Comment cette peinture a-t-elle vu le jour ? Personne ne le sait, parce que Swennen « a l’impression de mentir quand il reconstitue la genèse d’une peinture », mais il se peut que ça ce soit passé comme suit : d’abord la toile a été déposée par terre et éclaboussée de peinture acrylique diluée et d’encre de Chine. Ce mélange a peut-être été légèrement remué. Il est possible que le tableau ait subi d’autres traitements encore. Puis, la peinture a séché, donnant un résultat final imprévisible. Un « trou » est ainsi apparu au milieu, un trou qu’il a fallu réparer et qui a été comblé à l’aide d’une grosse brosse et de la peinture bleu clair. Enfin, le « motif » rouge a été appliqué, comme une protection supplémentaire contre le trou sombre, ou en guise d’évocation d’un vitrail d’église, ou comme clin d’œil au pantographe, ou comme tout cela ou rien de tout cela. Parce qu’en définitive, on se trouve face à un tableau comme si on se trouvait face à un sphinx : il nous empêche de tomber dans le précipice, ou justement pas.

 

 

Le besoin atavique d’une identité

 

Hier, Swennen me confiait que son père adorait les mots du genre « ancestral », sans doute, parce que ce mot suscitait en lui un sentiment noble, par opposition au mot « atavique », utilisé comme injure, qui évoquait des caractéristiques primitives chez des gens moins nobles. Swennen cultive une prédilection semblable pour certains mots, comme « insincère », utilisé par Broodthaers, ou le mot « traquenard » qu’il avait souligné dans son exemplaire du livre de Freud sur le mot d’esprit. L’étalage snob de mots par son père contraste avec le dégoût de Swennen pour le lyrisme, c’est-à-dire l’acte de louer sentimentalement la cohésion harmonieuse de toutes choses, ainsi que pour l’« expression » associée de la soi-disant cohésion intérieure de quelqu’un. 
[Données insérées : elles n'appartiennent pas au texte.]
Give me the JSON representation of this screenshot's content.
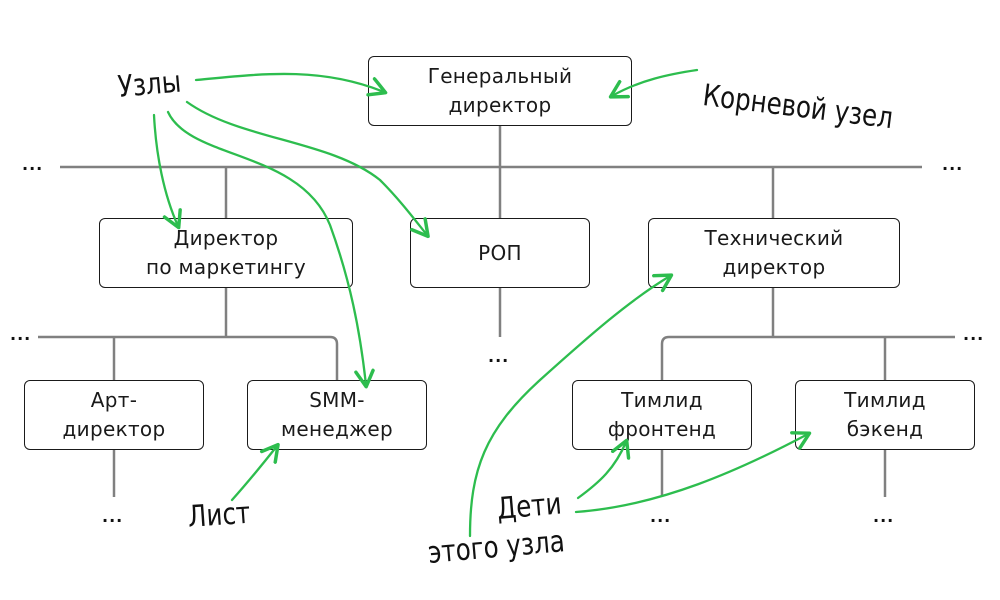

Swennen ne croit pas à l’existence d’une « identité » personnelle et encore moins à la possibilité d’une identité nationale. Il ne fait aucun doute que tout nationalisme n’est autre que la manifestation du besoin narcissique d’un « noyau intérieur », d’une « cohésion » ou d’un « sens », ce qui en soi est encore compréhensible, mais plus lorsque ce besoin est utilisé pour détourner les gens de questions plus impérieuses.
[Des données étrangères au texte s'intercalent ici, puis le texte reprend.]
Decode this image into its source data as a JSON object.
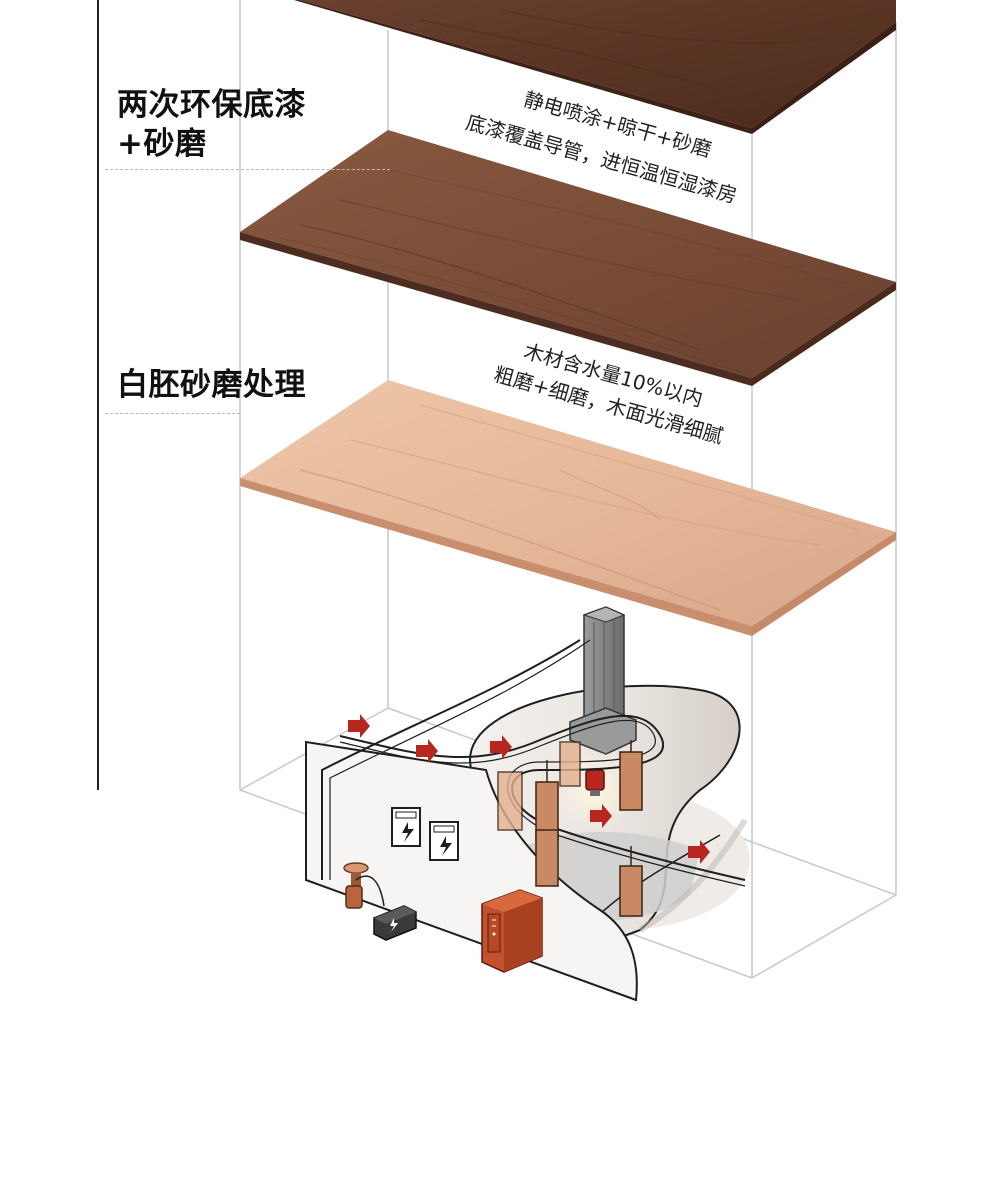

Les « communautés » se définissent par exclusion. Swennen n’a pas le sentiment d’appartenir à une seule communauté, mais bien à d’innombrables groupes enchevêtrés de gens qui partagent des intérêts semblables (des hommes grands, des femmes à barbe, des lecteurs de dictionnaire). Né Flamand, il a été contraint, à cinq ans, de parler français pour des raisons qui lui étaient totalement étrangères. Il n’est ni Flamand, ni Bruxellois, ni Wallon, ni poète, ni penseur, ni peintre, ni bête à concours. C’est pour cette raison que lorsqu’il y a peu, le prix de la Communauté flamande lui fut attribué, il décida de l’accepter pour l’offrir ensuite au PTB/PVDA en déclarant que « c’est le seul parti politique qui dans sa structure fasse abstraction de la division de la Belgique en différente communautés linguistiques ». Paul Ilegems avait raison, Swennen est un emmerdeur.